Moi j’enfile ma tenue de routard et m’en vais camper dans le parc Azadi parmi les touristes. Je passe l’apres-midi aupres des familles alentours a boire le thé ou a jouer au volleyball. Les Iraniens sont décidement les gens les plus accueillants qui soient.
25/03
J’achète mon ticket Bandar-e-Abbas / Dubai dans une agence de voyage. Le prochain bateau partira le 2 avril, je décide de rentrer ce soir a Yazd pour l’y attendre tranquillement. Alors que j’étais assis devant un bureau de poste fermé, un couple que je ne pensais pas revoir passe devant moi: Fabien et Coralie viennent d’arriver à Shiraz! Je retourne avec eux voir la tombe du vieil Hafez parmi une foule d’élégants vacanciers.

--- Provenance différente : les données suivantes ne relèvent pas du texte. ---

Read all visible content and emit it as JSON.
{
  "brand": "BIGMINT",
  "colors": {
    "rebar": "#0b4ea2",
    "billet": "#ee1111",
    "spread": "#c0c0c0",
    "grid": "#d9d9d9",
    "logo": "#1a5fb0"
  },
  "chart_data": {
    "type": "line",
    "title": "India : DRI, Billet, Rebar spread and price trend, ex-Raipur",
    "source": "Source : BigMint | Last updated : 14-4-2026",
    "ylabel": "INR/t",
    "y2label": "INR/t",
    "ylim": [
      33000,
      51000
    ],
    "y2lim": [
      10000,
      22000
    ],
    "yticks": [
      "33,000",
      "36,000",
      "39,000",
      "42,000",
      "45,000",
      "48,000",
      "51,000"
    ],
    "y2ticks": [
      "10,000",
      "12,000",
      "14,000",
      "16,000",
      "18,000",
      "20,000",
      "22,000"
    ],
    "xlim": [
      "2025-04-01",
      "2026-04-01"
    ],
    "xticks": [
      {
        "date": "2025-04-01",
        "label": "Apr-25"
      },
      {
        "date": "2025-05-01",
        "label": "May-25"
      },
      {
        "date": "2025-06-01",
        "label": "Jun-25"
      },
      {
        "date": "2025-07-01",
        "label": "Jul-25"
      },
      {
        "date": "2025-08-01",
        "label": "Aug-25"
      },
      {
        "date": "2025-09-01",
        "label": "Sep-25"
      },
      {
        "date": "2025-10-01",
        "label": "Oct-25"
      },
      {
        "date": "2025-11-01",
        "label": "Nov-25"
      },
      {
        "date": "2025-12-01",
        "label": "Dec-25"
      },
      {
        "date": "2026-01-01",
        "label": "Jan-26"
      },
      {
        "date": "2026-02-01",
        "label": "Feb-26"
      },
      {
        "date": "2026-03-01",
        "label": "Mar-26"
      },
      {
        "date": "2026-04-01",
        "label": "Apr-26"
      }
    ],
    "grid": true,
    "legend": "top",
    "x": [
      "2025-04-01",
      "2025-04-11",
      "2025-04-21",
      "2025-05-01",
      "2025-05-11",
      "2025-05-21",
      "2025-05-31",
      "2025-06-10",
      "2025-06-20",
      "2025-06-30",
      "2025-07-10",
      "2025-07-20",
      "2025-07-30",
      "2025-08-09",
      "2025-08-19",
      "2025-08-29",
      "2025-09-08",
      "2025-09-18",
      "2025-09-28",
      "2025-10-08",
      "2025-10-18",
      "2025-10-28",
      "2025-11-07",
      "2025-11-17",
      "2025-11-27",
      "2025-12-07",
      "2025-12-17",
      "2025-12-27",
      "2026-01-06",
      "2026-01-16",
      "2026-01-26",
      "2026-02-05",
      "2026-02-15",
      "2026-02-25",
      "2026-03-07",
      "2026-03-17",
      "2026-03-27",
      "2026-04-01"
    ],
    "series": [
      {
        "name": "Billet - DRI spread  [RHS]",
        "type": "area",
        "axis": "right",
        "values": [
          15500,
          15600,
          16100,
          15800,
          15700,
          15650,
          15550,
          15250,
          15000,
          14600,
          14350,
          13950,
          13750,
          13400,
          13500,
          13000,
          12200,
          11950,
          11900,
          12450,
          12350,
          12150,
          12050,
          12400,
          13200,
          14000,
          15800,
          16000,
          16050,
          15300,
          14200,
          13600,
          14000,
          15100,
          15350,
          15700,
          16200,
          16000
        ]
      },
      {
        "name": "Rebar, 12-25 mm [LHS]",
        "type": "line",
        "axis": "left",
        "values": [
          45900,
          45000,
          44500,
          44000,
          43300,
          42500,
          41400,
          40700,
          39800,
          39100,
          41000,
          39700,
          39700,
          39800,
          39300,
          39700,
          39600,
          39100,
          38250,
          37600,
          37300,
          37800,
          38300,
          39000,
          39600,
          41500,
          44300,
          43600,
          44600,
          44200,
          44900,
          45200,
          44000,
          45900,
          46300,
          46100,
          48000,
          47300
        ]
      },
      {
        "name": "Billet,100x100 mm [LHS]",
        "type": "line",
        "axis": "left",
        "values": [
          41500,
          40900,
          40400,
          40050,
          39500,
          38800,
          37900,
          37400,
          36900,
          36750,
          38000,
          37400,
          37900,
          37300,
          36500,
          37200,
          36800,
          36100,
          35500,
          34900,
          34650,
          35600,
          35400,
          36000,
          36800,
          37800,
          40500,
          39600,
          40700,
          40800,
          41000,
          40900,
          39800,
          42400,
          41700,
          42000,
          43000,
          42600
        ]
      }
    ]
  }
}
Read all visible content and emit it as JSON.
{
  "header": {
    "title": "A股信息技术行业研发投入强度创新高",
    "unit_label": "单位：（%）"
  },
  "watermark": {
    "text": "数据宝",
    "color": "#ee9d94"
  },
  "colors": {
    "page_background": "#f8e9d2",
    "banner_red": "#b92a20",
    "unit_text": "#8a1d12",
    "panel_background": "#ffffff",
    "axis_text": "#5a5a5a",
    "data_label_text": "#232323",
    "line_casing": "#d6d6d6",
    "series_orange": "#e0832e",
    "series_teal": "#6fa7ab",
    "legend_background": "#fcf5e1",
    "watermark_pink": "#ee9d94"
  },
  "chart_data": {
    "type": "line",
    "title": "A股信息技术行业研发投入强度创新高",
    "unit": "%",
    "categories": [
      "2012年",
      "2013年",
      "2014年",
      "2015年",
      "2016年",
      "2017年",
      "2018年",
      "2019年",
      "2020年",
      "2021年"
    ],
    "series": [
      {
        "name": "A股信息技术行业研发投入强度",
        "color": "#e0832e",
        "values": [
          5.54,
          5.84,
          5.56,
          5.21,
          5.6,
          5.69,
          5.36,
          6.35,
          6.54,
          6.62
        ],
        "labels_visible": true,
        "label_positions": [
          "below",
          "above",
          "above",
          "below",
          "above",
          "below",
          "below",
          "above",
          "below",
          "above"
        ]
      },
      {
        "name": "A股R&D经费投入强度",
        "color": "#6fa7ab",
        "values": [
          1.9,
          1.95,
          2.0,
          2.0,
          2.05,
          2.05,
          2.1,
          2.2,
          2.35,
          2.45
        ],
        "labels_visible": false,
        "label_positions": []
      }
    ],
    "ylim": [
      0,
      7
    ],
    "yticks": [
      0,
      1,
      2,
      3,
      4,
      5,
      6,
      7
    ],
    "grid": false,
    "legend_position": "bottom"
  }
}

A la gare routière, j’obtiens un prix record pour mon trajet de nuit: 22500 Rials (1.6 Euros) pour parcourir 450 km a l’arrière d’un antique bus Mercedes.
Deuxieme sejour a Yazd, IRAN, 26 Mars-02 Avril
Une semaine s’écoule tranquillement au Silk Road Hotel, a l’ombre des deux minarets de la belle mosquée Jameh. Istanbul est la porte de l’Asie mais Yazd est son carrefour: je surveille le flux de voyageurs qui parcourent ce continent par voie terrestre. Certains partent vers le nord: Mashad puis le Turkmenistan; d’autres vers l’est: Zahedan puis le Pakistan; les derniers comme moi vers le sud: Bandar-e-Abbas puis Dubai. Tous sont réunis au Silk Road ou dans l’Orient Hotel voisin et bavardent sur les toits-terrasses jusque tard dans la nuit.

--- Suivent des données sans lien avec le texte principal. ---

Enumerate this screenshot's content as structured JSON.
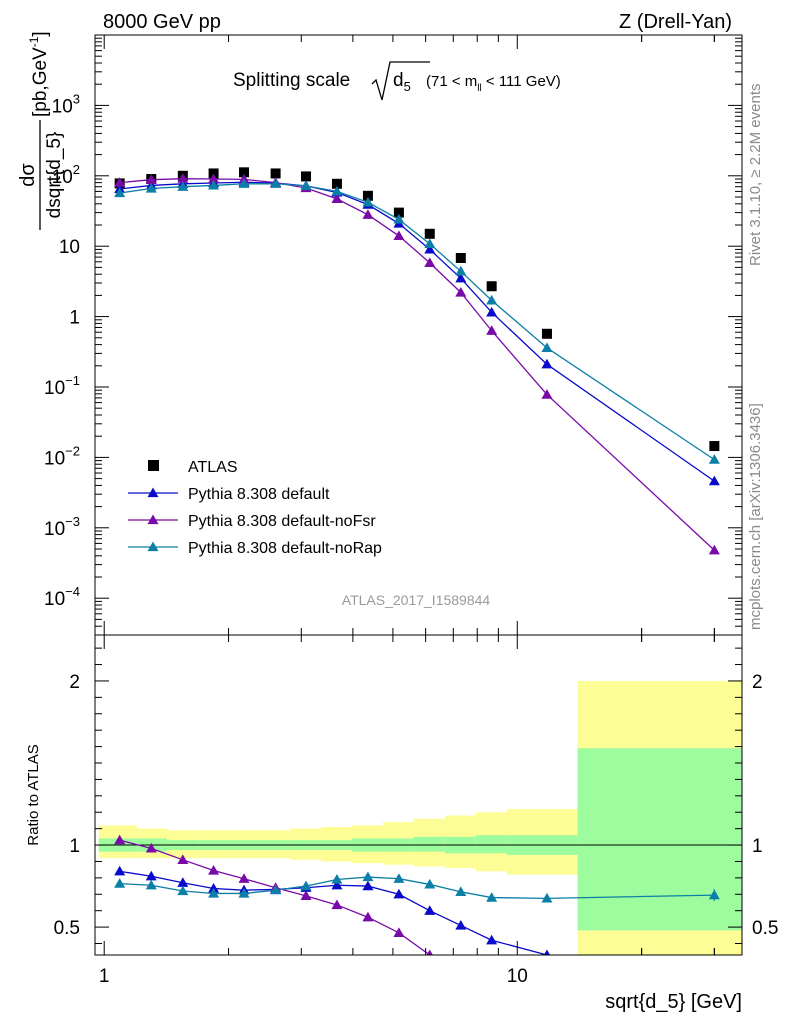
{
  "header": {
    "left": "8000 GeV pp",
    "right": "Z (Drell-Yan)"
  },
  "side_labels": {
    "rivet": "Rivet 3.1.10, ≥ 2.2M events",
    "mcplots": "mcplots.cern.ch [arXiv:1306.3436]"
  },
  "chart_data": {
    "type": "scatter",
    "title": {
      "main": "Splitting scale",
      "var": "d",
      "var_sub": "5",
      "range_pre": "(71 < m",
      "range_sub": "ll",
      "range_post": " < 111 GeV)"
    },
    "analysis_id": "ATLAS_2017_I1589844",
    "xlabel": "sqrt{d_5} [GeV]",
    "x_scale": "log",
    "xlim": [
      0.95,
      35
    ],
    "x_ticks": [
      {
        "value": 1,
        "label": "1"
      },
      {
        "value": 10,
        "label": "10"
      }
    ],
    "main_panel": {
      "ylabel": {
        "numerator": "dσ",
        "denominator": "dsqrt{d_5}",
        "units_pre": " [pb,GeV",
        "units_sup": "-1",
        "units_post": "]"
      },
      "y_scale": "log",
      "ylim": [
        3e-05,
        10000
      ],
      "y_ticks": [
        {
          "value": 0.0001,
          "base": "10",
          "exp": "−4"
        },
        {
          "value": 0.001,
          "base": "10",
          "exp": "−3"
        },
        {
          "value": 0.01,
          "base": "10",
          "exp": "−2"
        },
        {
          "value": 0.1,
          "base": "10",
          "exp": "−1"
        },
        {
          "value": 1,
          "base": "1",
          "exp": ""
        },
        {
          "value": 10,
          "base": "10",
          "exp": ""
        },
        {
          "value": 100,
          "base": "10",
          "exp": "2"
        },
        {
          "value": 1000,
          "base": "10",
          "exp": "3"
        }
      ],
      "legend_position": "lower-left"
    },
    "ratio_panel": {
      "ylabel": "Ratio to ATLAS",
      "ylim": [
        0.33,
        2.28
      ],
      "y_ticks": [
        {
          "value": 0.5,
          "label": "0.5"
        },
        {
          "value": 1,
          "label": "1"
        },
        {
          "value": 2,
          "label": "2"
        }
      ],
      "bands": [
        {
          "x0": 0.97,
          "x1": 1.2,
          "inner": [
            0.96,
            1.04
          ],
          "outer": [
            0.92,
            1.12
          ]
        },
        {
          "x0": 1.2,
          "x1": 1.42,
          "inner": [
            0.96,
            1.04
          ],
          "outer": [
            0.92,
            1.1
          ]
        },
        {
          "x0": 1.42,
          "x1": 1.69,
          "inner": [
            0.97,
            1.03
          ],
          "outer": [
            0.92,
            1.09
          ]
        },
        {
          "x0": 1.69,
          "x1": 2.0,
          "inner": [
            0.97,
            1.03
          ],
          "outer": [
            0.92,
            1.09
          ]
        },
        {
          "x0": 2.0,
          "x1": 2.37,
          "inner": [
            0.97,
            1.03
          ],
          "outer": [
            0.92,
            1.09
          ]
        },
        {
          "x0": 2.37,
          "x1": 2.82,
          "inner": [
            0.97,
            1.03
          ],
          "outer": [
            0.92,
            1.09
          ]
        },
        {
          "x0": 2.82,
          "x1": 3.35,
          "inner": [
            0.97,
            1.03
          ],
          "outer": [
            0.91,
            1.1
          ]
        },
        {
          "x0": 3.35,
          "x1": 3.98,
          "inner": [
            0.97,
            1.03
          ],
          "outer": [
            0.9,
            1.11
          ]
        },
        {
          "x0": 3.98,
          "x1": 4.73,
          "inner": [
            0.96,
            1.04
          ],
          "outer": [
            0.89,
            1.12
          ]
        },
        {
          "x0": 4.73,
          "x1": 5.62,
          "inner": [
            0.96,
            1.04
          ],
          "outer": [
            0.88,
            1.14
          ]
        },
        {
          "x0": 5.62,
          "x1": 6.68,
          "inner": [
            0.96,
            1.05
          ],
          "outer": [
            0.87,
            1.16
          ]
        },
        {
          "x0": 6.68,
          "x1": 7.94,
          "inner": [
            0.95,
            1.05
          ],
          "outer": [
            0.86,
            1.18
          ]
        },
        {
          "x0": 7.94,
          "x1": 9.44,
          "inner": [
            0.95,
            1.06
          ],
          "outer": [
            0.84,
            1.2
          ]
        },
        {
          "x0": 9.44,
          "x1": 14.0,
          "inner": [
            0.94,
            1.06
          ],
          "outer": [
            0.82,
            1.22
          ]
        },
        {
          "x0": 14.0,
          "x1": 35,
          "inner": [
            0.48,
            1.59
          ],
          "outer": [
            0.33,
            2.0
          ]
        }
      ]
    },
    "series": [
      {
        "name": "ATLAS",
        "marker": "square",
        "color": "#000000",
        "x": [
          1.09,
          1.3,
          1.55,
          1.84,
          2.18,
          2.6,
          3.08,
          3.66,
          4.35,
          5.17,
          6.14,
          7.3,
          8.67,
          11.8,
          30.0
        ],
        "y": [
          78,
          90,
          100,
          108,
          112,
          108,
          98,
          77,
          52,
          30,
          15,
          6.8,
          2.7,
          0.57,
          0.0145
        ]
      },
      {
        "name": "Pythia 8.308 default",
        "marker": "triangle",
        "color": "#0a0acc",
        "x": [
          1.09,
          1.3,
          1.55,
          1.84,
          2.18,
          2.6,
          3.08,
          3.66,
          4.35,
          5.17,
          6.14,
          7.3,
          8.67,
          11.8,
          30.0
        ],
        "y": [
          65,
          73,
          77,
          79,
          81,
          79,
          72,
          58,
          39,
          21,
          9.0,
          3.5,
          1.15,
          0.21,
          0.0046
        ],
        "ratio": [
          0.84,
          0.81,
          0.77,
          0.735,
          0.725,
          0.73,
          0.74,
          0.755,
          0.75,
          0.7,
          0.6,
          0.51,
          0.42,
          0.33
        ]
      },
      {
        "name": "Pythia 8.308 default-noFsr",
        "marker": "triangle",
        "color": "#7a0aa8",
        "x": [
          1.09,
          1.3,
          1.55,
          1.84,
          2.18,
          2.6,
          3.08,
          3.66,
          4.35,
          5.17,
          6.14,
          7.3,
          8.67,
          11.8,
          30.0
        ],
        "y": [
          80,
          88,
          91,
          90,
          89,
          80,
          67,
          47,
          28,
          14,
          5.8,
          2.2,
          0.63,
          0.078,
          0.00048
        ],
        "ratio": [
          1.03,
          0.98,
          0.91,
          0.845,
          0.795,
          0.74,
          0.69,
          0.635,
          0.56,
          0.465,
          0.33
        ]
      },
      {
        "name": "Pythia 8.308 default-noRap",
        "marker": "triangle",
        "color": "#0b7fa6",
        "x": [
          1.09,
          1.3,
          1.55,
          1.84,
          2.18,
          2.6,
          3.08,
          3.66,
          4.35,
          5.17,
          6.14,
          7.3,
          8.67,
          11.8,
          30.0
        ],
        "y": [
          57,
          66,
          70,
          73,
          77,
          77,
          72,
          60,
          42,
          24,
          10.8,
          4.4,
          1.7,
          0.36,
          0.0093
        ],
        "ratio": [
          0.765,
          0.755,
          0.72,
          0.705,
          0.705,
          0.725,
          0.75,
          0.79,
          0.805,
          0.795,
          0.76,
          0.715,
          0.68,
          0.675,
          0.695
        ]
      }
    ]
  }
}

Je passe le deuxieme jour avec Julian, un bouddhiste anglais pour qui la crise de la quarantaine se traduit par un pélerinage jusqu’en Inde a bord d’un vieux minibus amenagé. Ensemble nous remplacons le radiateur et la courroie de distribution de son engin; il est pret pour quelques milliers de kilomètres de plus.
Deux autres anglais grands voyageurs, John et Gayle, donnent un coup de main au restaurant de l’Orient Hotel en echange du couvert et du logis. ”Si des inspecteurs débarquent dans l’hotel on vous dira ‘cheese’ et il faudra sortir de la cuisine comme si de rien n’était, compris?” “A quoi vous les reconnaitrez?” “Facile, ils auront une barbe.”

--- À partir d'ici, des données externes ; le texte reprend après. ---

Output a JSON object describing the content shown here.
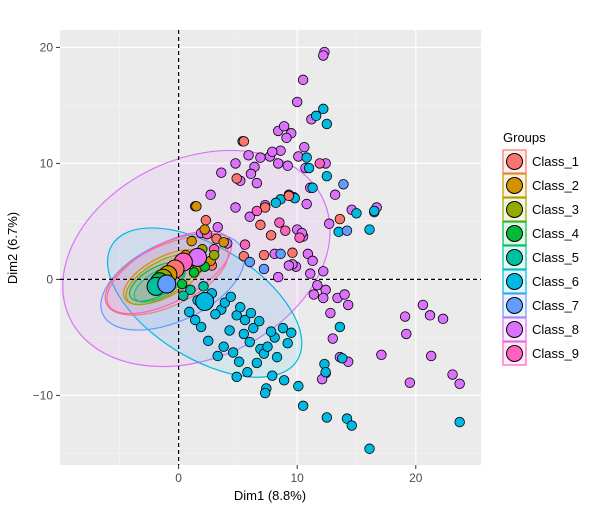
{
  "chart_data": {
    "type": "scatter",
    "xlabel": "Dim1 (8.8%)",
    "ylabel": "Dim2 (6.7%)",
    "xlim": [
      -10,
      25.5
    ],
    "ylim": [
      -16,
      21.5
    ],
    "x_ticks": [
      0,
      10,
      20
    ],
    "y_ticks": [
      -10,
      0,
      10,
      20
    ],
    "grid": true,
    "reference_lines": {
      "x": 0,
      "y": 0,
      "style": "dashed"
    },
    "legend": {
      "title": "Groups",
      "position": "right",
      "entries": [
        {
          "label": "Class_1",
          "color": "#F8766D"
        },
        {
          "label": "Class_2",
          "color": "#D39200"
        },
        {
          "label": "Class_3",
          "color": "#93AA00"
        },
        {
          "label": "Class_4",
          "color": "#00BA38"
        },
        {
          "label": "Class_5",
          "color": "#00C19F"
        },
        {
          "label": "Class_6",
          "color": "#00B9E3"
        },
        {
          "label": "Class_7",
          "color": "#619CFF"
        },
        {
          "label": "Class_8",
          "color": "#DB72FB"
        },
        {
          "label": "Class_9",
          "color": "#FF61C3"
        }
      ]
    },
    "ellipses": [
      {
        "group": "Class_8",
        "cx": 1.5,
        "cy": 1.8,
        "rx": 11.8,
        "ry": 8.6,
        "angle_deg": 25
      },
      {
        "group": "Class_6",
        "cx": 2.2,
        "cy": -2.0,
        "rx": 9.2,
        "ry": 4.8,
        "angle_deg": -32
      },
      {
        "group": "Class_7",
        "cx": -0.5,
        "cy": -0.2,
        "rx": 6.5,
        "ry": 3.4,
        "angle_deg": 25
      },
      {
        "group": "Class_1",
        "cx": -1.0,
        "cy": 0.3,
        "rx": 5.6,
        "ry": 2.6,
        "angle_deg": 25
      },
      {
        "group": "Class_9",
        "cx": -0.8,
        "cy": 0.6,
        "rx": 5.8,
        "ry": 2.5,
        "angle_deg": 28
      },
      {
        "group": "Class_2",
        "cx": -1.2,
        "cy": 0.2,
        "rx": 3.8,
        "ry": 1.7,
        "angle_deg": 28
      },
      {
        "group": "Class_3",
        "cx": -1.4,
        "cy": 0.0,
        "rx": 3.4,
        "ry": 1.5,
        "angle_deg": 30
      },
      {
        "group": "Class_4",
        "cx": -1.8,
        "cy": -0.2,
        "rx": 2.6,
        "ry": 1.2,
        "angle_deg": 30
      },
      {
        "group": "Class_5",
        "cx": -1.6,
        "cy": -0.4,
        "rx": 2.4,
        "ry": 1.1,
        "angle_deg": 30
      }
    ],
    "centroids": [
      {
        "group": "Class_8",
        "x": 1.6,
        "y": 1.9
      },
      {
        "group": "Class_9",
        "x": 0.4,
        "y": 1.5
      },
      {
        "group": "Class_1",
        "x": -0.3,
        "y": 0.9
      },
      {
        "group": "Class_2",
        "x": -0.9,
        "y": 0.4
      },
      {
        "group": "Class_3",
        "x": -1.3,
        "y": 0.1
      },
      {
        "group": "Class_4",
        "x": -1.6,
        "y": -0.2
      },
      {
        "group": "Class_5",
        "x": -1.9,
        "y": -0.6
      },
      {
        "group": "Class_7",
        "x": -1.0,
        "y": -0.4
      },
      {
        "group": "Class_6",
        "x": 2.2,
        "y": -1.9
      }
    ],
    "series": [
      {
        "name": "Class_8",
        "points": [
          [
            12.3,
            19.6
          ],
          [
            12.2,
            19.3
          ],
          [
            10.5,
            17.2
          ],
          [
            10.0,
            15.3
          ],
          [
            8.4,
            12.8
          ],
          [
            8.9,
            13.2
          ],
          [
            9.5,
            12.6
          ],
          [
            9.1,
            12.2
          ],
          [
            10.6,
            11.4
          ],
          [
            11.2,
            13.8
          ],
          [
            10.1,
            10.6
          ],
          [
            8.6,
            11.1
          ],
          [
            7.7,
            10.6
          ],
          [
            7.9,
            11.0
          ],
          [
            6.9,
            10.5
          ],
          [
            5.4,
            11.9
          ],
          [
            5.9,
            10.7
          ],
          [
            6.4,
            9.7
          ],
          [
            8.4,
            10.0
          ],
          [
            9.2,
            9.8
          ],
          [
            10.7,
            9.6
          ],
          [
            12.4,
            10.0
          ],
          [
            11.1,
            7.9
          ],
          [
            9.7,
            7.1
          ],
          [
            9.3,
            7.3
          ],
          [
            10.8,
            6.5
          ],
          [
            12.7,
            4.8
          ],
          [
            13.2,
            7.3
          ],
          [
            14.6,
            6.0
          ],
          [
            16.5,
            5.8
          ],
          [
            16.7,
            6.2
          ],
          [
            10.0,
            4.3
          ],
          [
            10.5,
            3.7
          ],
          [
            10.4,
            4.0
          ],
          [
            10.9,
            2.2
          ],
          [
            11.3,
            1.6
          ],
          [
            12.2,
            0.7
          ],
          [
            9.9,
            1.1
          ],
          [
            9.6,
            1.3
          ],
          [
            9.3,
            1.2
          ],
          [
            8.1,
            2.2
          ],
          [
            8.4,
            0.2
          ],
          [
            11.1,
            0.5
          ],
          [
            11.7,
            -0.5
          ],
          [
            11.4,
            -1.3
          ],
          [
            12.4,
            -0.9
          ],
          [
            12.2,
            -1.6
          ],
          [
            13.4,
            -1.6
          ],
          [
            14.0,
            -1.3
          ],
          [
            14.3,
            -2.2
          ],
          [
            12.8,
            -2.9
          ],
          [
            13.0,
            -5.1
          ],
          [
            13.6,
            -6.7
          ],
          [
            14.3,
            -7.1
          ],
          [
            12.4,
            -8.1
          ],
          [
            12.1,
            -8.6
          ],
          [
            17.1,
            -6.5
          ],
          [
            19.1,
            -3.2
          ],
          [
            19.2,
            -4.7
          ],
          [
            19.5,
            -8.9
          ],
          [
            21.3,
            -6.6
          ],
          [
            21.2,
            -3.1
          ],
          [
            22.3,
            -3.4
          ],
          [
            23.1,
            -8.2
          ],
          [
            23.7,
            -9.0
          ],
          [
            20.6,
            -2.2
          ],
          [
            1.4,
            6.3
          ],
          [
            2.7,
            7.3
          ],
          [
            3.6,
            9.2
          ],
          [
            5.2,
            8.5
          ],
          [
            6.6,
            8.3
          ],
          [
            4.8,
            6.2
          ],
          [
            3.3,
            4.5
          ],
          [
            1.9,
            4.0
          ],
          [
            4.1,
            3.1
          ],
          [
            6.0,
            5.4
          ],
          [
            7.3,
            6.4
          ],
          [
            6.1,
            9.1
          ],
          [
            4.8,
            10.0
          ]
        ]
      },
      {
        "name": "Class_6",
        "points": [
          [
            12.2,
            14.7
          ],
          [
            11.6,
            14.1
          ],
          [
            12.5,
            13.4
          ],
          [
            10.8,
            10.5
          ],
          [
            11.0,
            9.6
          ],
          [
            12.5,
            8.9
          ],
          [
            11.3,
            7.9
          ],
          [
            9.8,
            7.0
          ],
          [
            8.6,
            6.9
          ],
          [
            8.2,
            6.6
          ],
          [
            15.0,
            5.7
          ],
          [
            16.1,
            4.3
          ],
          [
            13.5,
            4.1
          ],
          [
            16.5,
            5.9
          ],
          [
            13.6,
            -4.1
          ],
          [
            13.8,
            -6.8
          ],
          [
            12.3,
            -7.3
          ],
          [
            12.4,
            -8.0
          ],
          [
            10.1,
            -9.2
          ],
          [
            8.9,
            -8.7
          ],
          [
            7.9,
            -8.3
          ],
          [
            7.4,
            -9.4
          ],
          [
            7.3,
            -9.8
          ],
          [
            10.5,
            -10.9
          ],
          [
            12.5,
            -11.9
          ],
          [
            14.2,
            -12.0
          ],
          [
            14.6,
            -12.6
          ],
          [
            16.1,
            -14.6
          ],
          [
            23.7,
            -12.3
          ],
          [
            9.2,
            -5.5
          ],
          [
            9.5,
            -4.6
          ],
          [
            8.8,
            -4.2
          ],
          [
            6.9,
            -6.0
          ],
          [
            6.0,
            -5.4
          ],
          [
            5.5,
            -4.7
          ],
          [
            4.9,
            -3.1
          ],
          [
            4.3,
            -4.4
          ],
          [
            3.6,
            -2.6
          ],
          [
            3.1,
            -3.0
          ],
          [
            2.4,
            -2.0
          ],
          [
            1.9,
            -4.1
          ],
          [
            1.4,
            -3.5
          ],
          [
            0.9,
            -2.8
          ],
          [
            3.8,
            -5.8
          ],
          [
            4.6,
            -6.3
          ],
          [
            5.1,
            -7.1
          ],
          [
            6.6,
            -7.2
          ],
          [
            7.2,
            -6.4
          ],
          [
            8.1,
            -5.0
          ],
          [
            7.8,
            -4.5
          ],
          [
            5.6,
            -3.5
          ],
          [
            6.3,
            -4.2
          ],
          [
            2.8,
            -1.2
          ],
          [
            1.6,
            -1.8
          ],
          [
            3.9,
            -2.0
          ],
          [
            4.4,
            -1.5
          ],
          [
            5.2,
            -2.4
          ],
          [
            6.1,
            -2.9
          ],
          [
            6.8,
            -3.6
          ],
          [
            7.5,
            -5.8
          ],
          [
            8.3,
            -6.7
          ],
          [
            5.8,
            -8.0
          ],
          [
            4.9,
            -8.4
          ],
          [
            3.3,
            -6.6
          ],
          [
            2.5,
            -5.3
          ]
        ]
      },
      {
        "name": "Class_1",
        "points": [
          [
            13.6,
            5.2
          ],
          [
            7.3,
            6.2
          ],
          [
            4.9,
            8.7
          ],
          [
            5.5,
            11.9
          ],
          [
            3.2,
            3.5
          ],
          [
            7.8,
            3.8
          ],
          [
            2.3,
            5.1
          ],
          [
            5.5,
            2.0
          ],
          [
            6.9,
            4.7
          ],
          [
            9.3,
            7.2
          ],
          [
            2.8,
            1.2
          ],
          [
            7.2,
            2.1
          ],
          [
            9.6,
            2.3
          ]
        ]
      },
      {
        "name": "Class_7",
        "points": [
          [
            13.9,
            8.2
          ],
          [
            14.2,
            4.2
          ],
          [
            8.6,
            2.2
          ],
          [
            7.2,
            0.9
          ],
          [
            6.0,
            1.5
          ]
        ]
      },
      {
        "name": "Class_9",
        "points": [
          [
            10.2,
            3.6
          ],
          [
            8.5,
            4.9
          ],
          [
            5.6,
            3.0
          ],
          [
            3.0,
            2.6
          ],
          [
            11.9,
            10.0
          ],
          [
            2.4,
            3.9
          ],
          [
            6.6,
            5.9
          ],
          [
            9.0,
            4.2
          ]
        ]
      },
      {
        "name": "Class_2",
        "points": [
          [
            1.5,
            6.3
          ],
          [
            2.2,
            4.3
          ],
          [
            3.8,
            3.2
          ],
          [
            0.6,
            2.1
          ],
          [
            2.7,
            1.6
          ],
          [
            1.1,
            3.3
          ]
        ]
      },
      {
        "name": "Class_3",
        "points": [
          [
            2.0,
            2.6
          ],
          [
            0.8,
            1.4
          ],
          [
            1.6,
            1.0
          ],
          [
            3.0,
            2.1
          ]
        ]
      },
      {
        "name": "Class_4",
        "points": [
          [
            1.3,
            0.6
          ],
          [
            0.3,
            -0.4
          ],
          [
            2.2,
            1.1
          ]
        ]
      },
      {
        "name": "Class_5",
        "points": [
          [
            1.0,
            -0.9
          ],
          [
            0.4,
            -1.4
          ],
          [
            2.1,
            -0.6
          ]
        ]
      }
    ]
  }
}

Bahram et Hamed deviennent mes compagnons de petit dejeuner. Leur vie n’est pas vraiment facile dans ce pays. Comme beaucoup d'autres jeunes diplomés ils ont initié des procédures pour émigrer au Canada et en Australie a travers une série de discrets entretiens dans des ambassades a Dubai et Damascus. Leur histoire est un roman d’aventures…
“Si les américains débarquaient en Iran, contrairement a l’Irak, ils seraient bien accueillis par la population.” “Vous pensez ca, mais est-ce que la majorité rurale et religieuse du pays dirait la meme chose?” “Difficile a dire.” “Les élections ne peuvent-elles pas changer quelque chose?” “Le pouvoir est aux mains des responsables religieux. Aujourd’hui c’est Khamenei qui dirige. Tous les candidats aux élections sont choisis par ces gens la alors entre un mauvais candidat et un tres mauvais candidat, qui devons nous élire? Les élections ne pourront jamais changer le système.”
Je passe aussi de bons moments avec Ali et Ghazel, un jeune couple de Téhéran en vacances. Le plus memorable reste notre virée dans le désert jusqu’au village de Kharanac ou nous explorons une forteresse abandonée en pleine nuit, c'est idéal pour se faire peur.
Mardi 01 avril marque la fin des vacances de ‘No ruz’. Les iraniens sont partis pique-niquer a la campagne comme le veut la tradition en abandonnant les rues de Yazd et ses magasins. Chacun reprend le travail le lendemain et commence une nouvelle année. Pour ma part je quitte ce beau pays par la mer, un mois après y etre arrivé. Le chauffeur de taxi m'amenant jusqu'a l'embarcadère préfère se concentrer sur la musique religieuse de son autoradio plutot que sur la conduite. Il lache le volant, lève les deux mains au ciel en jetant un coup d'oeil dans le retroviseur pour me voir et déclare jovialement "Allah Akbar!" Oui Dieu est puissant en Iran.